What makes a resilient city?
Focusing on southern Ontario, Berridge said the things that make up a modern city include universities, financial services, innovation, culture, airports and cost of living.
“Office rents here are relatively low,” he noted. “That is a very important signifier for the success of the local economy. If you are a big tech company in the U.S. you are going to be attracted to Toronto not just because it’s got this wonderfully well-trained labour force but also because it has relatively inexpensive rents and relatively inexpensive costs of living.
“To my mind the fundamental dynamic is immigration,” Berridge said. “We are an extraordinary city in the quantity and quality of immigration that we accept.
“We have created here, right across the region, a kind of city that has never been invented before in the world, what I call a 50/50 city: 50 per cent not born in Canada, 50 per cent visible minorities. Other cities around the world get to a quarter or a third of that. Nobody gets to this kind of proportion.”
Pandemic has created change in the city
In terms of changes, downtown office occupancy will shrink.

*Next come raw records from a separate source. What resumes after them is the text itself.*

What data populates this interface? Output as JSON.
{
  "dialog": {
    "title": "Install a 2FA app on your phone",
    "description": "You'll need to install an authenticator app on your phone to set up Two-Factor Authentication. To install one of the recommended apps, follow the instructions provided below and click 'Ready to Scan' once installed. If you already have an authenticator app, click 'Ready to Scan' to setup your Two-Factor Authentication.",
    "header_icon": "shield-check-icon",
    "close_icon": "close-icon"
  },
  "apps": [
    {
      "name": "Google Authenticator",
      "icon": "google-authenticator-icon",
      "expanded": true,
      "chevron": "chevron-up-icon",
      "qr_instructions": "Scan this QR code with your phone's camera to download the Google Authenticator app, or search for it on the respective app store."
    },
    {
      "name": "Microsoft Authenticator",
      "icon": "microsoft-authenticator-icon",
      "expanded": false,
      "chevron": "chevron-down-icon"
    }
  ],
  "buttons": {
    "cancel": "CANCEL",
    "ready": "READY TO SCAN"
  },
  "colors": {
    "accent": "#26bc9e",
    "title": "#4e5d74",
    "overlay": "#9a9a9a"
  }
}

“I don’t think that downtown is going to become an empty canyon of empty buildings,” said Berridge. “I do think we are going to see both a smaller proportion of the workforce working in these offices for a smaller proportion of the day and week as more and more people are working at home.”
There will also be a radical restructuring of retail in the city, what he refers to as a “triage in shopping malls.”
Prior to COVID-19 a lot of shopping malls were closing all over North America and the pandemic accelerated that trend.
“If anybody told any of us that we were going to cope for a year without real shopping we all would have thought it was impossible, but it’s happened partly because we have been shopping less but also what was a relatively slow increase in e-commerce has just exploded,” said Berridge. “The major strong shopping malls are going to be fine. I suspect street retail, neighbourhood retail, is probably going to do OK but everything in between is going to have a huge challenge.
“All of us in the planning and infrastructure business are now going to have to cope with these kind of dead whale shopping malls in our regions and what are we going to do with them.”
The biggest change is going to be how we move around. Driving and transit has dropped significantly over the past year. There is some evidence that transit activity was flattening even before the pandemic and a dramatic rethinking and remarketing of transit is needed, Berridge advised.
“Frankly what we need is not more engineering on transit, we need more marketing,” he said. “We need to treat transit like a consumer product that is in competition with a whole bunch of other ways of moving around and we’ve got to reposition it.”
Social inequity a lesson from the pandemic
One of the lessons from the pandemic is high density living and working isn’t the problem, social inequity is, which can be seen in the way the virus disproportionately affects poorer areas of the city. According to Statistics Canada, only about 40 per cent of jobs are amenable to working from home and the rest are comprised of workers in construction, health care, manufacturing and delivery.
“All of us professionals with our degrees, able to sit on a couch and have meetings like this, we are the exception not the rule,” Berridge said. “The people that are doing the hard work in these cities are actually the people who live in these poor neighbourhoods. These are the ones who got sick.”
Will big cities die?
“No, I don’t think so, because the essential forces behind them are very strong,” said Berridge. “Will significant change happen in terms of where we live and how we live? A bit, but slowly.”